The Rahals have high hopes for Sunday’s 100th running of the Indy 500.

where we do (Row 9 of 11)…I think a lot of people count us out. But I wouldn’t be surprised if we’re in the hunt there toward the finish.”

This will be Graham’s ninth Indy 500, an event that has seen him finish as low as 33rd and last (2008) for Newman/Haas/Lanigan Racing and as high as third (2011) while driving for Chip Ganassi Racing. Now in his fourth consecutive season with RLLR, Graham started 17th and finished fifth last May. Still, the only six laps he has led here among a career 1,128 run were recorded with Ganassi’s team five years ago.

“I would expect good things Sunday,” Graham said. “For the month we just struggled, we couldn’t get a balance out of the car for whatever reason. I actually feel like we have a lot we need to work on to gain here. But I believe our team is a championship contender. We’ve proven that this year, everywhere we’ve gone…coming off a couple top-fives in a row.
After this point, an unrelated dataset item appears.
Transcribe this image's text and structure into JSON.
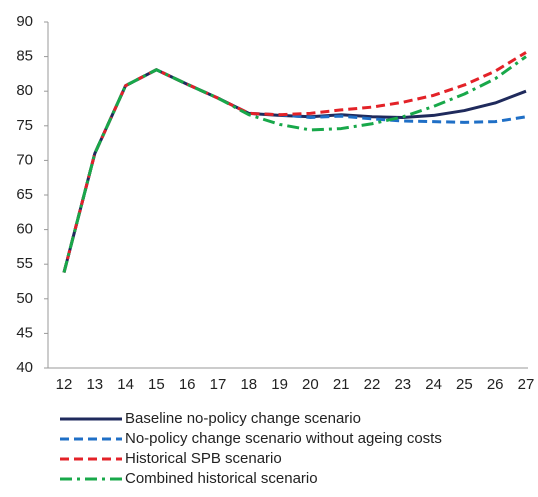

“Look, I started fourth here at Indy and I ended in the fence (2009), and I started 29th and finished third. So my worst starting spot ever was my best finish. I’m looking forward to seeing how this all plays-out. Anything can happen. Anything can happen.”

And consider serendipity: Graham’s victory in the 2011 Rolex 24 at Daytona came 30 years after his father’s win in the sports car classic. Graham’s victory at Mid-Ohio last summer came 30 years after his father did so. And Graham won his SCCA Formula Atlantic championship 30 years after his father.
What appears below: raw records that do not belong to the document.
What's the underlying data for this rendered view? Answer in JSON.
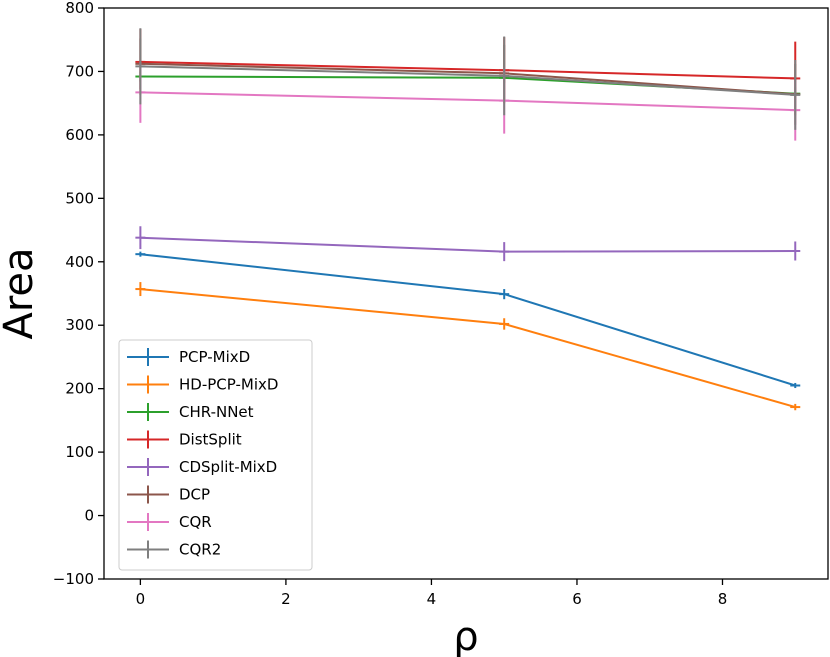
{
  "chart_data": {
    "type": "line",
    "title": "",
    "xlabel": "ρ",
    "ylabel": "Area",
    "xlim": [
      -0.5,
      9.45
    ],
    "ylim": [
      -100,
      800
    ],
    "xticks": [
      0,
      2,
      4,
      6,
      8
    ],
    "xtick_labels": [
      "0",
      "2",
      "4",
      "6",
      "8"
    ],
    "yticks": [
      -100,
      0,
      100,
      200,
      300,
      400,
      500,
      600,
      700,
      800
    ],
    "ytick_labels": [
      "−100",
      "0",
      "100",
      "200",
      "300",
      "400",
      "500",
      "600",
      "700",
      "800"
    ],
    "grid": false,
    "legend_position": "lower-left",
    "x": [
      0,
      5,
      9
    ],
    "series": [
      {
        "name": "PCP-MixD",
        "color": "#1f77b4",
        "values": [
          412,
          349,
          205
        ],
        "errors": [
          4,
          8,
          4
        ]
      },
      {
        "name": "HD-PCP-MixD",
        "color": "#ff7f0e",
        "values": [
          357,
          302,
          171
        ],
        "errors": [
          11,
          9,
          5
        ]
      },
      {
        "name": "CHR-NNet",
        "color": "#2ca02c",
        "values": [
          692,
          690,
          665
        ],
        "errors": [
          8,
          8,
          10
        ]
      },
      {
        "name": "DistSplit",
        "color": "#d62728",
        "values": [
          715,
          702,
          689
        ],
        "errors": [
          52,
          52,
          58
        ]
      },
      {
        "name": "CDSplit-MixD",
        "color": "#9467bd",
        "values": [
          438,
          416,
          417
        ],
        "errors": [
          18,
          15,
          15
        ]
      },
      {
        "name": "DCP",
        "color": "#8c564b",
        "values": [
          712,
          697,
          664
        ],
        "errors": [
          40,
          45,
          48
        ]
      },
      {
        "name": "CQR",
        "color": "#e377c2",
        "values": [
          667,
          654,
          639
        ],
        "errors": [
          48,
          52,
          48
        ]
      },
      {
        "name": "CQR2",
        "color": "#7f7f7f",
        "values": [
          708,
          693,
          663
        ],
        "errors": [
          60,
          62,
          55
        ]
      }
    ]
  }
}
“I’m hoping this is a pattern that continues,” said Graham, a 27-year-old resident of New Albany, Ohio, and Indy. “I try not to think about it much but I was with my wife (NHRA Funny Car driver Courtney Force) and everybody Monday night and I just thought, ‘How insane it would be to get that.’ I think it’d be great _ it’d be great for our sport if Marco (Andretti) or myself, just a name that people remember from the past _ can win. Obviously, there’ll be a lot more eyeballs and people in the seats Sunday.

“So I’ve definitely thought about it. I know how much it changed my dad’s life and ours, as kids, and for sure for me it would be awesome. I’ve got to do a job on Sunday and if all things go well, if it’s our day it’s going to be our day. I really feel like I have a great race car. I feel like I’ve got a great team. It’s got to be your day for it all to come together.  But I can tell you that if it comes down to the last few laps and we’re in the battle for a win, we will do everything in our power to make sure it happens.

“And I know if it could ever happen it’d be pretty emotional for my dad and Dave (Letterman) and Mike (Lanigan)…a guy who’s put a lot of time and money and effort into my career. And we all know what the Indy 500 means to Letterman. So it’d be pretty cool if we could all do it together. I think my dad would be probably the happiest man on the planet _for the rest of his life.”

Bobby Rahal said his pre-race advice to Graham will continue to be succinct: “I’ll tell him to focus on every lap and that’ll get you to the end.”

Or as Jim Trueman once famously said, even more pointedly, “Do your best today.”

When their post-race interview was finished 30 years ago, Rahal wrapped his left arm around Trueman’s waist and began to walk him down the aisle and out the door. The assembled media rose in unison, accompanied by the sound of those metal chairs scraping against each other and the concrete floor. The media stood silently as Rahal and Trueman slowly made their way out, and there wasn’t a dry eye in that small room.